🤖 AI Summary
Existing GRPO-based alignment methods suffer from sparse reward signals due to the denoising steps in flow models, which provide preference feedback at only a few timesteps along the trajectory, hindering fine-grained alignment. To address this limitation, this work proposes a zero-cost temporal expansion mechanism that reformulates a single denoising step into multiple sub-trajectories through a principled decomposition of average velocity. This enables full-sequence supervision, propagating reward signals to all intermediate timesteps without incurring additional generation overhead.
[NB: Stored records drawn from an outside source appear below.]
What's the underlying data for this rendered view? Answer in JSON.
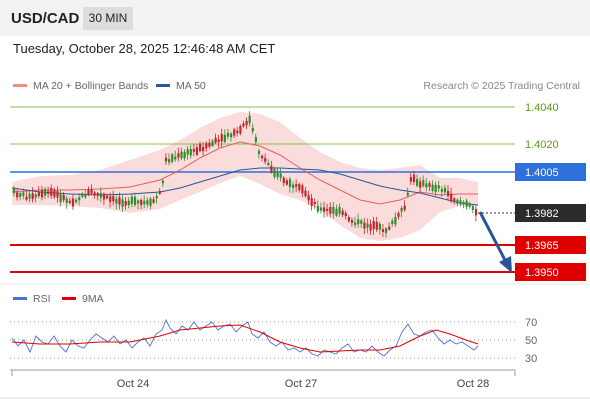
{
  "header": {
    "symbol": "USD/CAD",
    "timeframe": "30 MIN"
  },
  "datetime": "Tuesday, October 28, 2025 12:46:48 AM CET",
  "legend": {
    "items": [
      {
        "label": "MA 20 + Bollinger Bands",
        "color": "#f28b82"
      },
      {
        "label": "MA 50",
        "color": "#2a5599"
      }
    ],
    "credit": "Research © 2025 Trading Central"
  },
  "price_levels": [
    {
      "value": 1.404,
      "label": "1.4040",
      "style": "green"
    },
    {
      "value": 1.402,
      "label": "1.4020",
      "style": "green"
    },
    {
      "value": 1.4005,
      "label": "1.4005",
      "style": "pivot"
    },
    {
      "value": 1.3982,
      "label": "1.3982",
      "style": "current"
    },
    {
      "value": 1.3965,
      "label": "1.3965",
      "style": "support"
    },
    {
      "value": 1.395,
      "label": "1.3950",
      "style": "support"
    }
  ],
  "rsi_legend": [
    {
      "label": "RSI",
      "color": "#4a72d4"
    },
    {
      "label": "9MA",
      "color": "#e00000"
    }
  ],
  "rsi_levels": [
    "70",
    "50",
    "30"
  ],
  "x_labels": [
    "Oct 24",
    "Oct 27",
    "Oct 28"
  ],
  "colors": {
    "bull": "#2f8f2f",
    "bear": "#c0262b",
    "pivot": "#2d6fdb",
    "support": "#e00000",
    "green_level": "#8ac04a",
    "arrow": "#2a5599",
    "band": "#f8caca"
  },
  "chart_data": {
    "type": "candlestick",
    "y_axis_ticks": [
      "1.4040",
      "1.4020",
      "1.4005",
      "1.3982",
      "1.3965",
      "1.3950"
    ],
    "indicators": [
      "MA 20 + Bollinger Bands",
      "MA 50",
      "RSI",
      "9MA"
    ],
    "projection": "bearish arrow toward 1.3950"
  }
}
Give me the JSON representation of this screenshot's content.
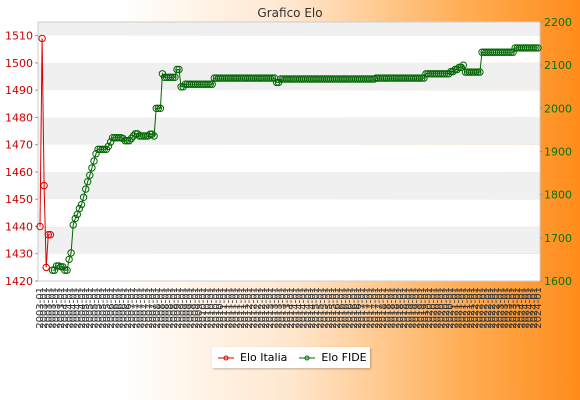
{
  "chart_data": {
    "type": "line",
    "title": "Grafico Elo",
    "y_left": {
      "min": 1420,
      "max": 1515,
      "ticks": [
        1420,
        1430,
        1440,
        1450,
        1460,
        1470,
        1480,
        1490,
        1500,
        1510
      ],
      "color": "#cc0000"
    },
    "y_right": {
      "min": 1600,
      "max": 2200,
      "ticks": [
        1600,
        1700,
        1800,
        1900,
        2000,
        2100,
        2200
      ],
      "color": "#007700"
    },
    "grid": "horizontal-bands",
    "legend_position": "bottom",
    "x_labels": [
      "2003-01",
      "2004-01",
      "2005-01",
      "2006-01",
      "2007-01",
      "2008-01",
      "2009-01",
      "2010-01",
      "2011-01",
      "2012-01",
      "2013-01",
      "2014-01",
      "2015-01",
      "2016-01",
      "2017-01",
      "2018-01",
      "2019-01",
      "2020-01",
      "2021-01",
      "2022-01",
      "2023-01",
      "2024-01"
    ],
    "series": [
      {
        "name": "Elo Italia",
        "axis": "left",
        "color": "#dd0000",
        "values": [
          1440,
          1509,
          1455,
          1425,
          1437,
          1437
        ]
      },
      {
        "name": "Elo FIDE",
        "axis": "right",
        "color": "#006600",
        "values": [
          null,
          null,
          null,
          null,
          null,
          null,
          1625,
          1625,
          1635,
          1635,
          1633,
          1633,
          1625,
          1625,
          1650,
          1665,
          1730,
          1745,
          1754,
          1768,
          1777,
          1794,
          1813,
          1830,
          1845,
          1862,
          1878,
          1895,
          1905,
          1905,
          1905,
          1905,
          1905,
          1912,
          1922,
          1932,
          1932,
          1932,
          1932,
          1932,
          1930,
          1925,
          1925,
          1925,
          1930,
          1936,
          1941,
          1941,
          1936,
          1936,
          1936,
          1936,
          1936,
          1940,
          1940,
          1936,
          2000,
          2000,
          2000,
          2080,
          2072,
          2072,
          2072,
          2072,
          2072,
          2072,
          2090,
          2090,
          2050,
          2050,
          2056,
          2056,
          2056,
          2056,
          2056,
          2056,
          2056,
          2056,
          2056,
          2056,
          2056,
          2056,
          2056,
          2056,
          2070,
          2070,
          2070,
          2070,
          2070,
          2070,
          2070,
          2070,
          2070,
          2070,
          2070,
          2070,
          2070,
          2070,
          2070,
          2070,
          2070,
          2070,
          2070,
          2070,
          2070,
          2070,
          2070,
          2070,
          2070,
          2070,
          2070,
          2070,
          2070,
          2070,
          2060,
          2060,
          2068,
          2068,
          2068,
          2068,
          2068,
          2068,
          2068,
          2068,
          2068,
          2068,
          2068,
          2068,
          2068,
          2068,
          2068,
          2068,
          2068,
          2068,
          2068,
          2068,
          2068,
          2068,
          2068,
          2068,
          2068,
          2068,
          2068,
          2068,
          2068,
          2068,
          2068,
          2068,
          2068,
          2068,
          2068,
          2068,
          2068,
          2068,
          2068,
          2068,
          2068,
          2068,
          2068,
          2068,
          2068,
          2068,
          2070,
          2070,
          2070,
          2070,
          2070,
          2070,
          2070,
          2070,
          2070,
          2070,
          2070,
          2070,
          2070,
          2070,
          2070,
          2070,
          2070,
          2070,
          2070,
          2070,
          2070,
          2070,
          2070,
          2070,
          2080,
          2080,
          2080,
          2080,
          2080,
          2080,
          2080,
          2080,
          2080,
          2080,
          2080,
          2080,
          2085,
          2085,
          2090,
          2090,
          2095,
          2095,
          2100,
          2084,
          2084,
          2084,
          2084,
          2084,
          2084,
          2084,
          2084,
          2130,
          2130,
          2130,
          2130,
          2130,
          2130,
          2130,
          2130,
          2130,
          2130,
          2130,
          2130,
          2130,
          2130,
          2130,
          2130,
          2140,
          2140,
          2140,
          2140,
          2140,
          2140,
          2140,
          2140,
          2140,
          2140,
          2140,
          2140
        ]
      }
    ]
  },
  "legend": {
    "items": [
      {
        "label": "Elo Italia",
        "color": "#dd0000"
      },
      {
        "label": "Elo FIDE",
        "color": "#006600"
      }
    ]
  }
}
By significantly expanding the optimization scope and enhancing alignment granularity, the proposed approach consistently achieves superior preference alignment performance across diverse reward settings.
📝 Abstract
Post-training via Group Relative Policy Optimization (GRPO) has emerged as a powerful paradigm for aligning flow-based generative models with human preferences. However, the iterative denoising nature of flow models incurs substantial costs when generating group rollouts for policy-gradient updates, compelling existing methods to train with extremely few denoising steps. This temporal sparsity severely restricts preference optimization: reward feedback can only reach a handful of stages per trajectory, leaving the vast majority of intermediate denoising steps without direct supervision and thus compromising alignment granularity. To address this, we propose Pave-GRPO, which reformulates the GRPO objective through Principled average velocity decomposition. Rather than generating expensive high-step rollouts, we maintain efficient few-step group sampling but decompose each coarse transition into an equivalent ensemble of finer sub-trajectories spanning multiple intermediate timesteps. This propagates reward feedback to a denser set of temporal stages for more comprehensive preference alignment without additional generation cost. This design offers two benefits: (i) zero-cost horizon expansion: through the direct reuse of piece-wise group samples and their associated rewards, Pave-GRPO significantly broadens the effective optimization scope under fixed sampling budgets; and (ii) comprehensive temporal supervision: by equivalently decomposing an instantaneous velocity target into a multi-timestep ensemble, it distributes reward signals across more intermediate stages of the denoising process, enabling finer-grained and more thorough preference optimization. Extensive experiments validate that Pave-GRPO effectively advances preference alignment across different reward settings, offering comprehensive performance enhancement.